FDA’s OPQ manually audited post-approval application supplements for continuous manufacturing products. Approximately 30% of post-approval supplements for all applications (batch and continuous manufacturing) were related to the manufacturing process. Thus, there was not a substantial difference in the number of process changes reported in application supplements between batch and continuous applicants.

FDA’s OPQ also manually audited pre-approval inspection documents for nearly 100% of the continuous products and for the majority of batch products in its self-audit. Continuous manufacturing applications had more process-related issues observed during inspection than batch applications. These observations were primarily related to oversight of manufacturing process and controls and may indicate a difference in inspection focus between batch and continuous manufacturing processes. In contrast to facilities manufacturing batch products, many CM facilities and processes are new, and the FDA has relatively limited knowledge of the manufacturing capabilities of continuous manufacturing facilities. This difference may contribute to an increased focus on manufacturing process and controls during inspections of continuous facilities. The FDA said in its findings that the need for pre-approval inspections and the number of process-related issues observed during inspections at facilities using continuous manufacturing should lessen as FDA gains more confidence in manufacturers’ capability to implement continuous manufacturing.

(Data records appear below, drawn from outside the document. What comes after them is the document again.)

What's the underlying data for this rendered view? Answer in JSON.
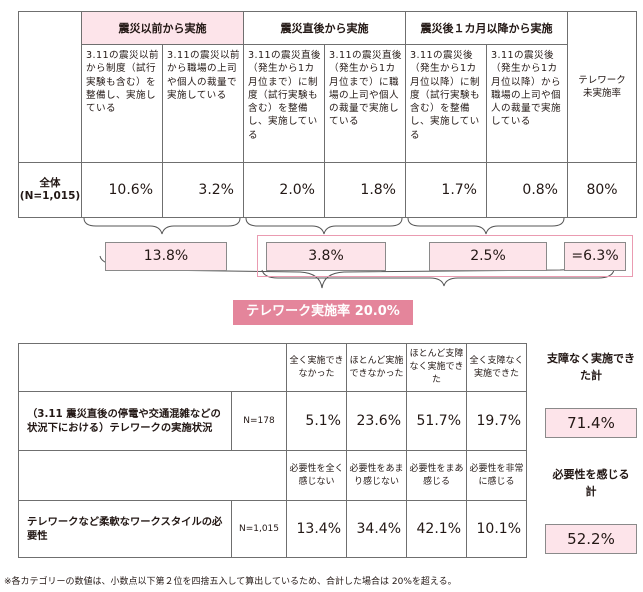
{
  "top_table": {
    "groups": [
      {
        "label": "震災以前から実施",
        "highlight": true
      },
      {
        "label": "震災直後から実施",
        "highlight": false
      },
      {
        "label": "震災後１カ月以降から実施",
        "highlight": false
      }
    ],
    "columns": [
      "3.11の震災以前から制度（試行実験も含む）を整備し、実施している",
      "3.11の震災以前から職場の上司や個人の裁量で実施している",
      "3.11の震災直後（発生から1カ月位まで）に制度（試行実験も含む）を整備し、実施している",
      "3.11の震災直後（発生から1カ月位まで）に職場の上司や個人の裁量で実施している",
      "3.11の震災後（発生から1カ月位以降）に制度（試行実験も含む）を整備し、実施している",
      "3.11の震災後（発生から1カ月位以降）から職場の上司や個人の裁量で実施している"
    ],
    "last_column": "テレワーク未実施率",
    "row": {
      "label_line1": "全体",
      "label_line2": "(N=1,015)",
      "values": [
        "10.6%",
        "3.2%",
        "2.0%",
        "1.8%",
        "1.7%",
        "0.8%"
      ],
      "last_value": "80%"
    }
  },
  "subtotals": {
    "mark": "※",
    "before": "13.8%",
    "after_quake": "3.8%",
    "after_month": "2.5%",
    "combined": "=6.3%"
  },
  "banner": "テレワーク実施率 20.0%",
  "bottom_table": {
    "header1": [
      "全く実施できなかった",
      "ほとんど実施できなかった",
      "ほとんど支障なく実施できた",
      "全く支障なく実施できた"
    ],
    "header2": [
      "必要性を全く感じない",
      "必要性をあまり感じない",
      "必要性をまあ感じる",
      "必要性を非常に感じる"
    ],
    "row1": {
      "label": "（3.11 震災直後の停電や交通混雑などの状況下における）テレワークの実施状況",
      "n": "N=178",
      "values": [
        "5.1%",
        "23.6%",
        "51.7%",
        "19.7%"
      ]
    },
    "row2": {
      "label": "テレワークなど柔軟なワークスタイルの必要性",
      "n": "N=1,015",
      "values": [
        "13.4%",
        "34.4%",
        "42.1%",
        "10.1%"
      ]
    }
  },
  "side": {
    "label1": "支障なく実施できた計",
    "value1": "71.4%",
    "label2": "必要性を感じる計",
    "value2": "52.2%"
  },
  "footnote": "※各カテゴリーの数値は、小数点以下第２位を四捨五入して算出しているため、合計した場合は 20%を超える。"
}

The continuous manufacturing applicants in FDA’s self audit engaged with CDER’s Emerging Technology Program, which may have supported first-cycle approvals. The Emerging Technology Program seeks to promote the adoption of innovative approaches to pharmaceutical product design and manufacturing, such as continuous manufacturing, and through direct engagement with industry representatives, FDA staff and participants discuss, identify, resolve potential technical and regulatory issues regarding development and implementation of a novel technology prior to filing of a regulatory submission.